The FA’s decision to restructure the elite level of women’s football, allowing only full-time professional football, is going to have a knock-on effect on the transfer window.

Just a simple calculation shows there will be many players movements next summer.

There are 10 teams in the WSL 1, Yeovil and Sunderland are not full-time, and every other team has 20 professional contracts – meaning 160 professional players approximately in the top flight.

For 2018/19, the FA is aiming at 14 full-time teams in the WSL 1, meaning 280 professional players. Who will make the shortfall of up to 120 players needed? There are talented players in the WSL 2 and FA WPL (Tier 3 and 4).

emma mitchell
LONDON, UNITED KINGDOM – MAY 14: Emma Mitchell of Arsenal beats Gemma Davison of Chelsea to the ball during the SSE Women’s FA Cup Final between Arsenal Ladies and Chelsea Ladies at Wembley Stadium on May 14, 2016 in London, England. (Photo by Ben Hoskins/Getty Images)

In term of quantity, the 120 could all be homegrown and therefore help with one of the FA’s objective: to help the England team by having a bigger pool of professional players.

The central contracts seem to more or less guarantee a call-up regardless of form, but that’s another problem for another day. If finding enough players is not an issue, finding enough quality players to compete in the WSL 1 is.

Let’s say a current WSL 2 team gets a top-tier license. They could carry over their current squad, add five players and could be fine. Or they might need a radical overall and change half of their squad or more to be competitive.

If we talk about Tier 3 and 4 teams getting a Tier 1 place for 2018/19, I saw one team who will apply for the Tier 1 license, and in all honesty they had a maximum of four players capable of competing at the level.

arsenal ladies v manchester city women

So for those teams, we might be talking of signing 15 players at least to be up to the standard. Obviously, they could carry their current squad and add a couple of players in key positions and hope for a mid-table finish. It’s a risk, however.

If there are teams that only have either a Regional Talent Club and u20 side or simply a RTC side (u9s-u16s), they will have to build up a team from scratch.

The Tier 1 quality players are a finite number. Even if you add all the players with potential and the rough diamonds, there is no way all the current non-WSL 1 clubs will find enough quality to satisfy everyone.
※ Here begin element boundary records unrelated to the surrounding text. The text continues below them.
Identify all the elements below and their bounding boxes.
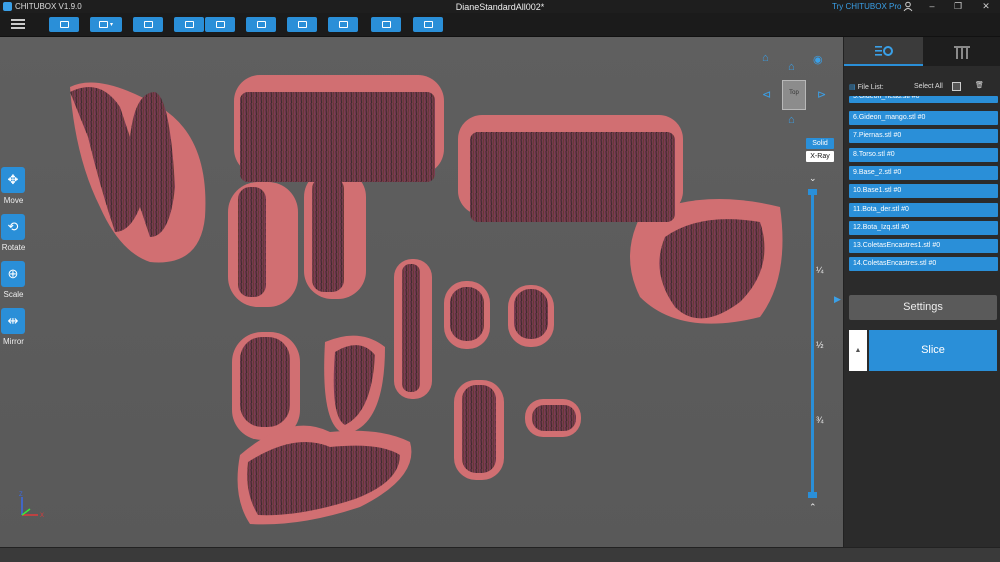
move-tool[interactable]: ✥ Move	[0, 167, 27, 205]
3d-viewport[interactable]: ✥ Move ⟲ Rotate ⊕ Scale ⇹ Mirror Z X ⌂ ◉…	[0, 37, 843, 547]
slider-tick-half: ½	[816, 340, 824, 350]
select-all-label[interactable]: Select All	[914, 83, 943, 90]
try-pro-link[interactable]: Try CHITUBOX Pro	[832, 2, 901, 11]
printer-icon	[338, 21, 348, 28]
status-bar	[0, 547, 1000, 562]
solid-mode-button[interactable]: Solid	[806, 138, 834, 149]
slice-button[interactable]: Slice	[869, 330, 997, 371]
layer-slider-bottom-handle[interactable]	[808, 492, 817, 498]
minimize-button[interactable]: –	[926, 1, 938, 12]
grid-icon	[143, 21, 153, 28]
select-all-checkbox[interactable]	[952, 82, 961, 91]
file-row[interactable]: 8.Torso.stl #0	[849, 148, 998, 162]
network-icon	[297, 21, 307, 28]
file-row[interactable]: 6.Gideon_mango.stl #0	[849, 111, 998, 125]
slider-tick-quarter: ¼	[816, 265, 824, 275]
view-right-icon[interactable]: ⊳	[817, 88, 826, 101]
file-row[interactable]: 13.ColetasEncastres1.stl #0	[849, 239, 998, 253]
select-icon	[381, 21, 391, 28]
xray-mode-button[interactable]: X-Ray	[806, 151, 834, 162]
right-panel: ▤ File List: Select All 🗑 5.Gideon_head.…	[843, 37, 1000, 547]
file-row[interactable]: 11.Bota_der.stl #0	[849, 203, 998, 217]
slice-options-icon[interactable]: ▲	[849, 330, 867, 371]
edit-settings-icon	[874, 45, 893, 56]
rotate-tool[interactable]: ⟲ Rotate	[0, 214, 27, 252]
view-cube[interactable]: Top	[782, 80, 806, 110]
move-label: Move	[3, 196, 24, 205]
undo-icon	[184, 21, 194, 28]
mirror-tool[interactable]: ⇹ Mirror	[0, 308, 27, 346]
view-up-icon[interactable]: ⌂	[788, 61, 795, 73]
settings-button[interactable]: Settings	[849, 295, 997, 320]
file-row[interactable]: 5.Gideon_head.stl #0	[849, 96, 998, 103]
layer-slider-track[interactable]	[811, 192, 814, 497]
svg-text:Z: Z	[19, 492, 23, 498]
file-list-icon: ▤	[849, 84, 856, 91]
slice-control: ▲ Slice	[849, 330, 997, 371]
select-all-button[interactable]	[371, 17, 401, 32]
view-down-icon[interactable]: ⌂	[788, 114, 795, 126]
mirror-icon: ⇹	[1, 308, 25, 334]
slider-collapse-icon[interactable]: ⌄	[809, 173, 817, 184]
redo-icon	[215, 21, 225, 28]
build-plate-scene[interactable]	[0, 37, 843, 547]
save-button[interactable]: ▾	[90, 17, 122, 32]
tab-edit[interactable]	[844, 37, 923, 66]
file-row[interactable]: 7.Piernas.stl #0	[849, 129, 998, 143]
print-button[interactable]	[328, 17, 358, 32]
axis-gizmo-icon: Z X	[19, 492, 44, 519]
slider-tick-three-quarter: ¾	[816, 415, 824, 425]
slider-expand-icon[interactable]: ⌃	[809, 502, 817, 513]
scale-icon: ⊕	[1, 261, 25, 287]
monitor-icon	[423, 21, 433, 28]
support-table-icon	[954, 45, 970, 59]
file-row[interactable]: 9.Base_2.stl #0	[849, 166, 998, 180]
machine-settings-button[interactable]	[413, 17, 443, 32]
save-icon	[98, 21, 108, 28]
redo-button[interactable]	[205, 17, 235, 32]
svg-text:X: X	[40, 513, 44, 519]
app-title: CHITUBOX V1.9.0	[15, 2, 82, 11]
rotate-label: Rotate	[1, 243, 26, 252]
maximize-button[interactable]: ❐	[952, 1, 964, 12]
tab-supports[interactable]	[923, 37, 1000, 66]
panel-collapse-icon[interactable]: ▶	[834, 294, 842, 306]
close-button[interactable]: ✕	[980, 1, 992, 12]
open-file-button[interactable]	[49, 17, 79, 32]
layer-slider-top-handle[interactable]	[808, 189, 817, 195]
home-view-icon[interactable]: ⌂	[762, 52, 769, 64]
scale-tool[interactable]: ⊕ Scale	[0, 261, 27, 299]
network-button[interactable]	[287, 17, 317, 32]
scale-label: Scale	[3, 290, 24, 299]
file-list-header: ▤ File List: Select All 🗑	[849, 81, 997, 91]
file-row[interactable]: 14.ColetasEncastres.stl #0	[849, 257, 998, 271]
view-left-icon[interactable]: ⊲	[762, 88, 771, 101]
file-row[interactable]: 12.Bota_Izq.stl #0	[849, 221, 998, 235]
file-list-label: File List:	[857, 84, 884, 91]
eye-icon[interactable]: ◉	[813, 53, 823, 66]
undo-button[interactable]	[174, 17, 204, 32]
rotate-icon: ⟲	[1, 214, 25, 240]
file-row[interactable]: 10.Base1.stl #0	[849, 184, 998, 198]
new-project-button[interactable]	[133, 17, 163, 32]
screenshot-button[interactable]	[246, 17, 276, 32]
camera-icon	[256, 21, 266, 28]
move-icon: ✥	[1, 167, 25, 193]
user-icon[interactable]	[902, 1, 914, 12]
mirror-label: Mirror	[3, 337, 24, 346]
folder-icon	[59, 21, 69, 28]
hamburger-menu-icon[interactable]	[11, 17, 25, 31]
delete-icon[interactable]: 🗑	[975, 81, 984, 89]
app-logo-icon	[3, 2, 12, 11]
toolbar: ▾	[0, 13, 1000, 37]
What is likely to happen next ?

A bidding war for those quality homegrown players, especially those signed with teams who lost their WSL 1 license, could now become a reality. Those players are likely to want to maintain their professional status.

Secondly, teams will go abroad to find the quality they could not get on the home market. Next summer, you would expect a lot of teams to pick up international players as top quality English options will be scarce.

nobbs ars

Obviously, all the EU/EEA players will be free to come that summer due to freedom of circulation and working in the EU. But Brexit will change all that and will force the FA into acting.

Will they keep the current limit of two foreign players per team? ‘Foreign’ players are currently non EU/EEA nationality players. By 2019, ‘foreigners’ will be all the non-UK players. If the FA wants to protect the England team, they will need to seriously limit the number of signings made from overseas.

It will be interesting to see if the Scottish, Welsh and Northern Irish are classified as locals and not restricted, or as foreigners. After all, they are not playing for England but one of their competitors, so restricting their number would force teams to sign more English players.

With all those factors taken into account, you would certainly expect a very busy summer transfer window with around 200 players moving in and out in Tier 1, I believe.